So, what is a CAPITAL Stream?
A Capital Stream is a multi-year, pre-paid delivery agreement to sell up to 10 bushels per acre of canola to Input Capital. The Capital Stream outlines an annual volume and guaranteed price that you will receive for your canola for the life of the contract. In addition to locking in price and volume, the Capital Stream is unique in that it provides for a substantial portion of the multi-year contract value to be paid to you as a deposit, at contract signing, usually within 2-3 weeks of initiating the agreement. The deposit can be as much as 50 percent of the entire contract value, with the remaining amount being paid out each year after harvest. Unlike delivery contracts from other companies, our Capital Streams pay the farmer years in advance – often before the first crop is even seeded.
A Capital Stream is about funding some of your capital needs today with future production.
As a farmer, how do I benefit from a Capital Stream?
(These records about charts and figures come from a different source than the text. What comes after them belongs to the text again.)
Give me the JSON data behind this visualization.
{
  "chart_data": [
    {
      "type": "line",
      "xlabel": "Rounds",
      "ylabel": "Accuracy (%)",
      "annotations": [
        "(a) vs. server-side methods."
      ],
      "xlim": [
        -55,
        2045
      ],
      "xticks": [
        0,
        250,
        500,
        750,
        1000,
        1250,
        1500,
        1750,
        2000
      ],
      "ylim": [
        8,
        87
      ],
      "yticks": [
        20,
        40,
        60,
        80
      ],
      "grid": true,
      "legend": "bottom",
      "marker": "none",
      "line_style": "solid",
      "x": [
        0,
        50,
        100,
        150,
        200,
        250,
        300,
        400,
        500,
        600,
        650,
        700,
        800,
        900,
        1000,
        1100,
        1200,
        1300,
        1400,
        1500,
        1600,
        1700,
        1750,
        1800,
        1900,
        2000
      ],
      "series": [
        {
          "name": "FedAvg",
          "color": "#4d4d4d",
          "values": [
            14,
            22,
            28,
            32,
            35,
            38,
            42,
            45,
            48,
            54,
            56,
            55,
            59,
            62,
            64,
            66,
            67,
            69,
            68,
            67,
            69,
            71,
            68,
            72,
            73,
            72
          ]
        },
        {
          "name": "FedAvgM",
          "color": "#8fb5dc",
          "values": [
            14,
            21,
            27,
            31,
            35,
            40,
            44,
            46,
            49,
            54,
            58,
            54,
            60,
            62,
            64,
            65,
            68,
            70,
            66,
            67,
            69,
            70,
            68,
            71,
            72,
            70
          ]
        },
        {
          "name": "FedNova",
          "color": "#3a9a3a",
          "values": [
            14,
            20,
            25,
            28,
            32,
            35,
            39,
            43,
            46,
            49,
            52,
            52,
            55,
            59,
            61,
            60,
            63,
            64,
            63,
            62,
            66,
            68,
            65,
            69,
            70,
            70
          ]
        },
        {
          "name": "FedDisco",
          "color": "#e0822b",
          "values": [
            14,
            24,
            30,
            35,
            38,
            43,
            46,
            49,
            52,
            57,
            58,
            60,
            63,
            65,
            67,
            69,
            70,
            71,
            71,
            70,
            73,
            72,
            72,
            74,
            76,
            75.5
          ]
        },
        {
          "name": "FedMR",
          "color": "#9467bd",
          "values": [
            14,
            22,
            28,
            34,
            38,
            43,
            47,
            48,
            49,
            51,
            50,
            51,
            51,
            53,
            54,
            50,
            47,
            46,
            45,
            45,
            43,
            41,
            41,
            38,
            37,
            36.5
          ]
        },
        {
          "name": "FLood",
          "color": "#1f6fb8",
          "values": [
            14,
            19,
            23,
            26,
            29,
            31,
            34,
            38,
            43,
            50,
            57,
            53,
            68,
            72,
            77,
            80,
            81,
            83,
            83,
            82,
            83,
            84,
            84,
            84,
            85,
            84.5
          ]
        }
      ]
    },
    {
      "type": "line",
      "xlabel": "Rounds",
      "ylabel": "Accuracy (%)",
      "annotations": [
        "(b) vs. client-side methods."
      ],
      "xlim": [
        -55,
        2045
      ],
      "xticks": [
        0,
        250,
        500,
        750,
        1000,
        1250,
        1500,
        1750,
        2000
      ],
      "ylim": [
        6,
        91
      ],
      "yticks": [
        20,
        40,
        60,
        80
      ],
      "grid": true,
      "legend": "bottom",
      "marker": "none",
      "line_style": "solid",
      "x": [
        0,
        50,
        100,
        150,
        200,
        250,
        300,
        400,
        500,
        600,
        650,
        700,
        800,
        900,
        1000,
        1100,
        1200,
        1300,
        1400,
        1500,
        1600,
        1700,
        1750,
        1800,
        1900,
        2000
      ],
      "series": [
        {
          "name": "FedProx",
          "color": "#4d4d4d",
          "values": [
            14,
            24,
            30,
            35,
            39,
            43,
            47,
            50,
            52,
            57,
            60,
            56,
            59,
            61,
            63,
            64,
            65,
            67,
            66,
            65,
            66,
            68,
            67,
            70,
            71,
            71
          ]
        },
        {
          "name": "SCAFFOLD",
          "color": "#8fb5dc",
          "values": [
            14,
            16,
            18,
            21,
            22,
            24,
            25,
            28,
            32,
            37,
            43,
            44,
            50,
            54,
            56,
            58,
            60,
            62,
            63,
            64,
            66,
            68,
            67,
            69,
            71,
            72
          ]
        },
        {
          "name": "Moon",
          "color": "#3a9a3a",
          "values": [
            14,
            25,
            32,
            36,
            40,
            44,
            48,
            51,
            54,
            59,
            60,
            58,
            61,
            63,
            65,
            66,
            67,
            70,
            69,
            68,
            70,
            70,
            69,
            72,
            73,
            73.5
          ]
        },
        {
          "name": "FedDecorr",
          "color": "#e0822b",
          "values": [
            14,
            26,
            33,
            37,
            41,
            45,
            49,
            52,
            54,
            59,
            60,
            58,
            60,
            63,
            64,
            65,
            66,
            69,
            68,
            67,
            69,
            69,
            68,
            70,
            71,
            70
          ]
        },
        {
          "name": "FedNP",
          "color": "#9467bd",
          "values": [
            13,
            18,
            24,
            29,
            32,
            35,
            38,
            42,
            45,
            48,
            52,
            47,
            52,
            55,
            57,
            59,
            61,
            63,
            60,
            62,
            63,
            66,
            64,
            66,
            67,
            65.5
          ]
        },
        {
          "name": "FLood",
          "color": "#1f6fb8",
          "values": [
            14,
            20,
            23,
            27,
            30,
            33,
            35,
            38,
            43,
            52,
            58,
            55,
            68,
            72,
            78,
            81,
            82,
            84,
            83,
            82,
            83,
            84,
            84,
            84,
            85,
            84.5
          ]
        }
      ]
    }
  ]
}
- Risk management: Price a portion of your future canola today; get paid today for canola to be grown in future years. Eliminate the down side and keep exposed to high prices through price split points.
- Expand your farm: Funds to purchase additional land; optimize the size and scale of your farm.
- Succession: Helps the next generation of farmers get established and grow their operation.
- Use the cash to your advantage:
- Buy your inputs off-season when the prices are the lowest.
- Take advantage of discounts on large cash purchases.
- Savings on equipment; cash in your pocket for auction sales.
- Sell your remaining crop when the price is high, not when you have to.
- Eliminate high-interest loans.
- On-Farm Pick Up: We pick up the canola on your farm, saving you delivery costs and saving you the cost associated with additional storage.
- Guaranteed Basis level: For the life of the contract, no fluctuations.
How much canola can I sell to Input Capital on a Capital Stream?
Every contract is unique, however, in a standard Capital Stream, Input Capital will buy between 40 MT (one semi-truck load) to the equivalent of 10 bushels per acre each year.
How are streaming prices established for a Capital Stream?
Capital Streaming prices are a reflection of long term prices for canola. Specific contract prices are adjusted according to the size of the upfront payment of the contract. Upfront payments are generally between 30 and 50 percent of the value of the contract, with the balance being paid out in each year over the length of the contract. We build the contracted amounts with you, the upfront payment percentage is determined by your farm’s individual needs.
What happens if canola prices climb drastically during the contract period?
A Capital Stream with Input Capital provides for additional canola payments to the farmer if canola prices in a crop year exceed $550 per tonne. Your upside is protected – when Input achieves prices above $550 per tonne the amount over $550 is shared 50/50 with you.
What happens if canola prices fall drastically during the contract period?
A Capital Stream guarantees the price for the entire term of the contract. Input Capital takes all the risk if the price drops.
What happens if I have a crop failure?
Input Capital requires that our streaming clients carry crop insurance at the 70% level of coverage. Input has several options to help ensure that our farm clients are able to continue farming in the event of a crop failure.
Does everyone qualify for a Capital Stream?
There are certain production and financial metrics that our partners require for a Capital Stream. We will take a snap-shot of your farm’s finances, look at historic production yields and future production estimates to help us determine the size of Stream that works for you.
What risks does Input Capital take on in this agreement?
Input Capital takes on the price risk and the basis risk for the canola contracted within a Capital Stream. You keep upside exposure through price split points.